OK, firing probably isn't the best way to characterize it since there isn't any likely compensation at stake, but the end result will be the same, none the less. My reputation in Commercial real estate sales and leasing needs to be one of service and results. I need to be working for the right people. This week I am prioritizing the assignments I've agreed to take on and dropping the 'bad apples' based on the following criteria:
Do they value my service? - Am I going to work for 6 months finding them the right location or buyer to have them go around me in hopes of cutting a better deal? I'm going back to the practice of getting representation agreements with ALL new clients. As a wise friend reminded me recently, 'If you're not going to get paid, you want to know now!'
Have they used our market data and expertise wisely? - eg: market price range $800,000 - $850,000 and I'm asked to list it at $1,200,000. In this market, I've said only half-jokingly 'I want to be the 3rd listing agent on a commercial building sale. The first agent doesn't stand a chance selling it at the overpriced expectations of the in-denial seller, the second agent drives home the reality of decreased values, and the 3rd gets to sell the building...
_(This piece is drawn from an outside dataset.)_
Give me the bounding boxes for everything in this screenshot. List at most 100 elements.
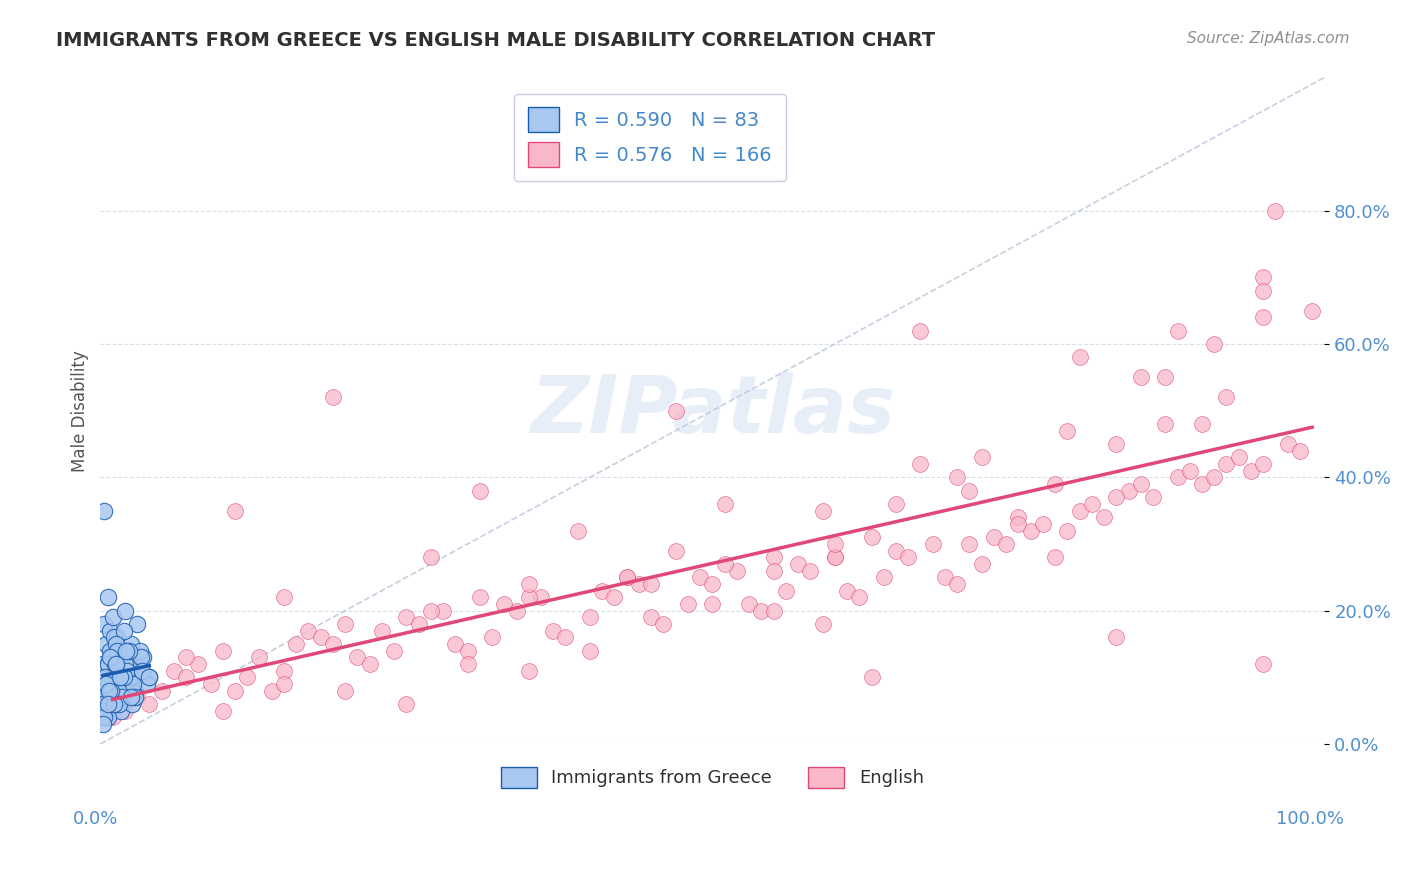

Are the prospects financially ready and professionally competent? Landlords are often so anxious to place tenants just to get some cash flow that they give the best deals to the weakest tenants. My reputation can't afford to put a tenant in a space and have them default in 6 months.
99.9% of the prospects and clients I drop under this criteria weren't going to make me any money or enhance my reputation anyway. Perhaps I'll prevent someone from from getting in over their head or provide the 'reality check' that spurs them to make a long overdue decision. Perhaps I'm performing a public service.
What criteria do you use? Is it different between commercial real estate and residential?